Black Rock Hot Springs
Crystal clear water with a sandy bottom is particularly inviting given the landscape itself — the Black Rock Desert! This hot spring is a giant main source pool between three and four feet in depth and about 100 feet across. A dock makes for easy access. This is a remote spring accessible only by driving on the playa, so you likely won’t run into crowds. Check the temperature before getting in first — this one runs pretty hot. And don’t forget to look around for the logbook!
Fish Lake Valley Hot Springs
This one is near Tonopah, which lies halfway between Reno and Vegas. The concrete-poured spring is three feet deep and the two natural warm ponds nearby are a good place to drift on a pool floating. Make a camping weekend out of it — this place also has fire pits and BBQs.
Solder Meadows Hot Springs
This BLM-managed hot spring has four to six spots for bathing, many of which are made up of dammed rocks running along the natural hot springs river.

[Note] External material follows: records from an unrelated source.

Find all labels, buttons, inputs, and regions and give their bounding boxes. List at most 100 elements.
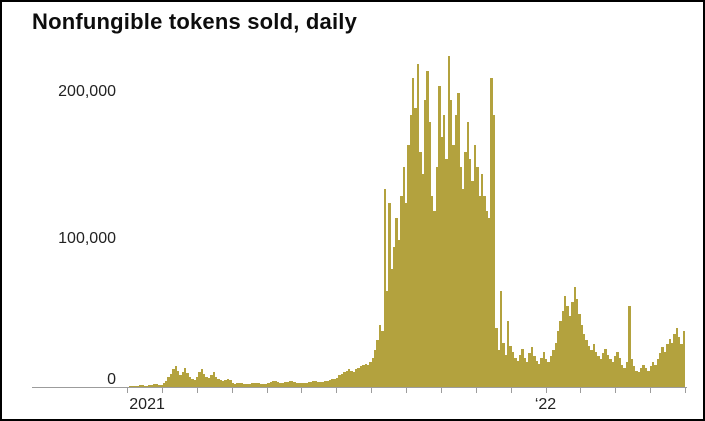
bar — [231, 383, 234, 387]
bar — [350, 370, 353, 387]
bar — [485, 210, 488, 387]
bar — [583, 334, 586, 387]
bar — [642, 364, 645, 387]
bar — [564, 295, 567, 387]
bar — [345, 370, 348, 387]
bar — [656, 359, 659, 387]
bar — [457, 93, 460, 387]
bar — [461, 188, 465, 387]
bar — [376, 339, 379, 387]
bar — [547, 362, 550, 387]
bar — [369, 362, 372, 387]
x-axis-tick — [231, 388, 233, 393]
bar — [217, 378, 220, 387]
bar — [450, 100, 453, 387]
bar — [526, 362, 529, 387]
bar — [219, 380, 222, 387]
bar — [260, 383, 263, 387]
bar — [502, 342, 505, 387]
bar — [585, 339, 588, 387]
bar — [651, 362, 655, 387]
bar — [362, 364, 365, 387]
bar — [587, 345, 591, 387]
bar — [134, 386, 137, 387]
x-axis-tick — [685, 388, 686, 393]
bar — [499, 291, 503, 387]
bar — [283, 382, 287, 387]
bar — [483, 195, 486, 387]
bar — [210, 375, 213, 387]
bar — [454, 115, 458, 387]
bar — [528, 353, 531, 387]
bar — [431, 195, 434, 387]
bar — [340, 373, 344, 387]
bar — [286, 381, 289, 387]
bar — [245, 383, 249, 387]
bar — [663, 351, 667, 387]
bar — [169, 373, 173, 387]
bar — [288, 381, 291, 387]
bar — [324, 381, 327, 387]
bar — [138, 384, 142, 387]
bar — [680, 344, 683, 387]
bar — [516, 360, 519, 387]
bar — [604, 348, 607, 387]
bar — [331, 379, 334, 387]
bar — [473, 144, 477, 387]
x-axis-tick — [510, 388, 512, 393]
bar — [568, 316, 572, 387]
bar — [606, 354, 610, 387]
bar — [355, 369, 358, 387]
x-axis-tick — [196, 388, 198, 393]
bar — [162, 383, 165, 387]
bar — [661, 347, 664, 387]
bar — [229, 380, 232, 387]
bar — [459, 166, 462, 387]
bar — [148, 385, 151, 387]
bar — [675, 328, 678, 387]
bar — [338, 375, 341, 387]
bar — [252, 382, 256, 387]
bar — [271, 381, 275, 387]
bar — [153, 384, 156, 387]
bar — [312, 381, 315, 387]
bar — [578, 313, 581, 387]
bar — [488, 218, 491, 387]
bar — [393, 247, 396, 387]
bar — [333, 378, 336, 387]
x-axis-tick-label: 2021 — [129, 396, 165, 413]
bar — [309, 381, 313, 387]
bar — [248, 384, 251, 387]
bar — [295, 382, 298, 387]
bar — [269, 381, 272, 387]
bar-series — [127, 49, 686, 387]
bar — [264, 384, 268, 387]
x-axis-tick — [440, 388, 442, 393]
bar — [307, 382, 310, 387]
bar — [186, 373, 189, 387]
bar — [621, 364, 624, 387]
bar — [426, 71, 429, 387]
bar — [203, 373, 206, 387]
bar — [609, 359, 612, 387]
bar — [143, 385, 146, 387]
bar — [181, 372, 184, 387]
bar — [592, 344, 595, 387]
bar — [222, 381, 225, 387]
bar — [390, 269, 393, 387]
bar — [623, 367, 626, 387]
bar — [504, 354, 507, 387]
bar — [659, 353, 662, 387]
bar — [507, 320, 510, 387]
bar — [616, 351, 619, 387]
x-axis-tick — [406, 388, 407, 393]
bar — [414, 107, 417, 387]
x-axis-tick — [161, 388, 163, 393]
bar — [167, 377, 170, 387]
bar — [131, 385, 135, 387]
bar — [238, 382, 241, 387]
bar — [682, 331, 686, 387]
bar — [347, 369, 351, 387]
bar — [635, 370, 638, 387]
bar — [404, 203, 408, 387]
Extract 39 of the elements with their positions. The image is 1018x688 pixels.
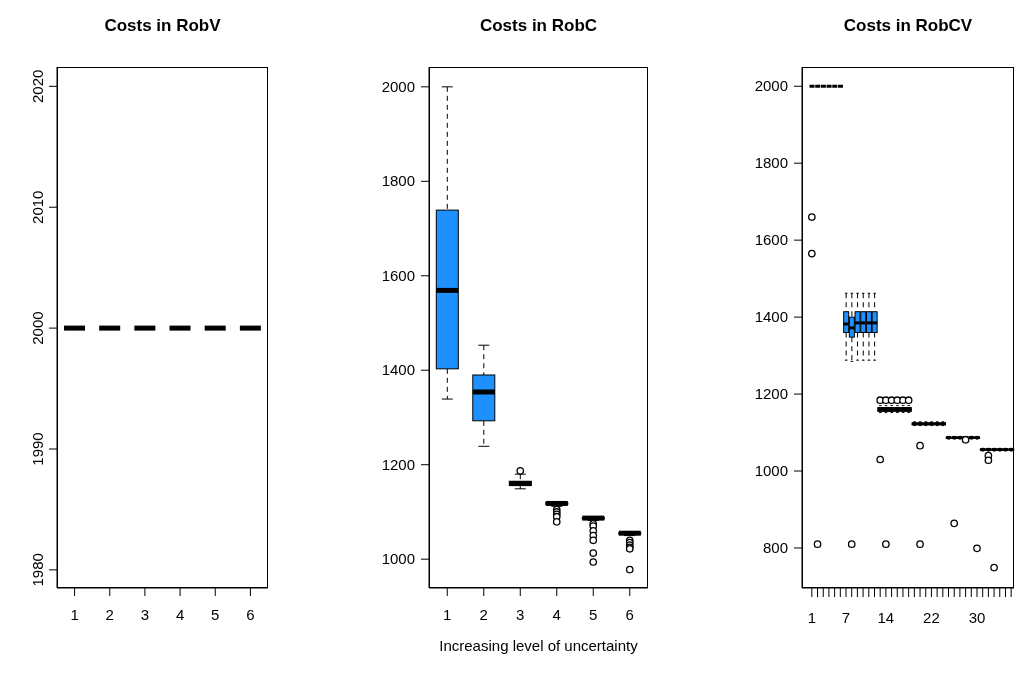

It’s shallow, seeping straight up out of the ground, with nary a cowboy tub to be seen. Located about 60 miles north of Gerlach in northern Nevada, this is remote country but makes for quite the experience.
Kirch Hot Springs
An hour south of Ely, inside the Wayne E. Kirch Wildlife Management Area, are beautifully clear hot springs also known as Sunnyside. Be aware that this is an important wildlife sanctuary, so it’s important to leave no trace, and if you’re quiet, you’ll have a good chance of spotting some of the locals!
One last tip — before you dip, make sure you’re clear on hot spring etiquette.